Job Description :
Job Details:
Job Title: Sr.Data Coach
Location: Columbia, MD
Duration: 6+ months

Job Description

Provide on-going healthcare fraud, waste and abuse data, tool and analytics support for users when directed by the team and customer.
Support the help desk in responding to technical and data questions that are received from end users.
Build and maintain positive, productive relationships with colleagues, managers, partners, customer, and users to foster collaboration and consensus.
Champion the needs of the users and provide recommendations for improving the system capabilities and performance to enhance the value for end users.
Identify and recommend policy, procedure, and system changes to enhance investigative outcomes and performance.
Conduct data mining, analysis, and reporting using available tools and data sources.
Prepare and present live and online subject matter topics to team, customer and end users, and possibly at conferences and tradeshows.
Work closely with the team to draft and execute an effective end user support and training strategy.
Assist in the creation and development of various training materials, including trainer guides, training video or audio, instructor/participant materials, interactive online courseware, and evaluation systems.
Support local, offsite and online train-the trainer and end-user training classes with subject matter expertise.
Interact frequently and professionally with the customer and stakeholders in a variety of settings including meetings, teleconferences, and written communications.
Identify areas for improvement and make recommendations to increase the quality and effectiveness of support and training processes and materials based on user feedback and industry best practices.
Stay abreast of industry trends to proactively identify opportunities for fraud or emergent schemes.
Maintain and report on various project metrics as required.
Required Skills & Experience
Bachelor''s degree in healthcare or business administration, information technology, public health, or related fields.
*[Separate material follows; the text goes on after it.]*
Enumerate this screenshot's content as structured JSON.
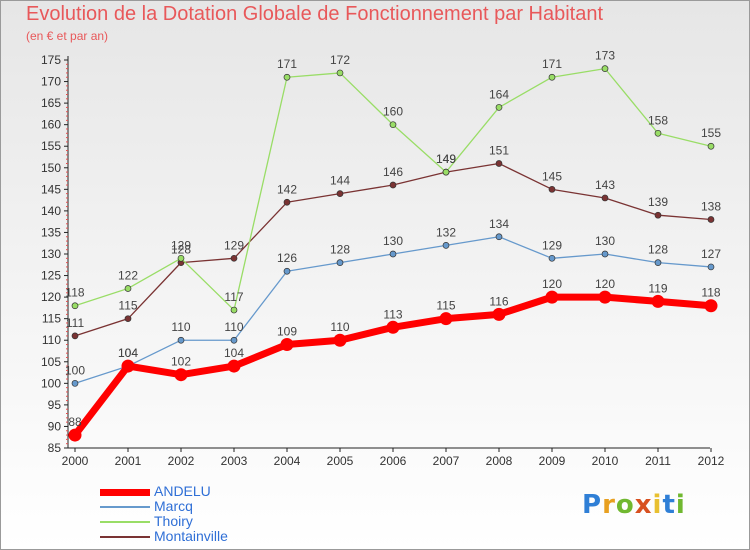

Must have recent experience with Medicare and/or Medicaid Part A, B, & DME claims, coding, and reimbursement procedures, service and coverage policies, coordination of benefits, as well as provider and beneficiary eligibility.
Demonstrated performance with high volume data analysis and business intelligence tools such as BusinessObjects, SAS Enterprise Guide, MicroStrategy, Cognos, etc…
Thorough understanding of claims and healthcare terminology and codes as published by CPT, ICD, HCPCS, and DRG manuals.
Excellent analytical and problem-solving skills, with the ability to integrate information from multiple sources to execute effectively and efficiently in a dynamic environment.
Ability to meet time-sensitive and mission-critical deadlines with minimal supervision
Able to translate, articulate, simplify and communicate complex business and technical functions to audiences with different level of expertise.
Superior communication and organization skills are a must with ability to handle multiple tasks in a fast paced work environment and thrive in an environment with regularly changing priorities.
Confident and results-driven self-starter skilled in taking initiative, assessing requirements, coming up with plans, and taking the lead in making plans reality.
Desired Skills & Experience
Past experience as a Zone Program Integrity Contractor (ZPIC), Program Safeguard Contractor (PSC), Medicare Drug Integrity Contractor (MEDIC), Medicare Administrative Contractor (MAC), or Recovery Audit Contractor (RAC) is highly desirable.
Familiarity with the Centers of Medicare and Medicaid Services (CMS) Integrated Data Repository (IDR), One Program Integrity (One PI), Shared Systems, and/or Common Working File (CFW), and other fraud detection and prevention solutions.
Certified Fraud Examiner (CFE) or Accredited Health Care Fraud Investigator (AHFI) a plus.
Thorough understanding of Part D Prescription Drug Event (PDE) and Part C encounter data
Experience with state Medicaid claims and systems such as Medicaid Management Information System (MMIS) or Medicaid and Statistical Information System (MSIS
Nursing or clinical experience is desired.
Certified Professional Coder-CPC or CCS preferred.
Experience as a trainer in a classroom setting.
Experience with statistical data analysis techniques such as modeling, aggregation, trending, patterns, random sampling, and ratios to identify outliers.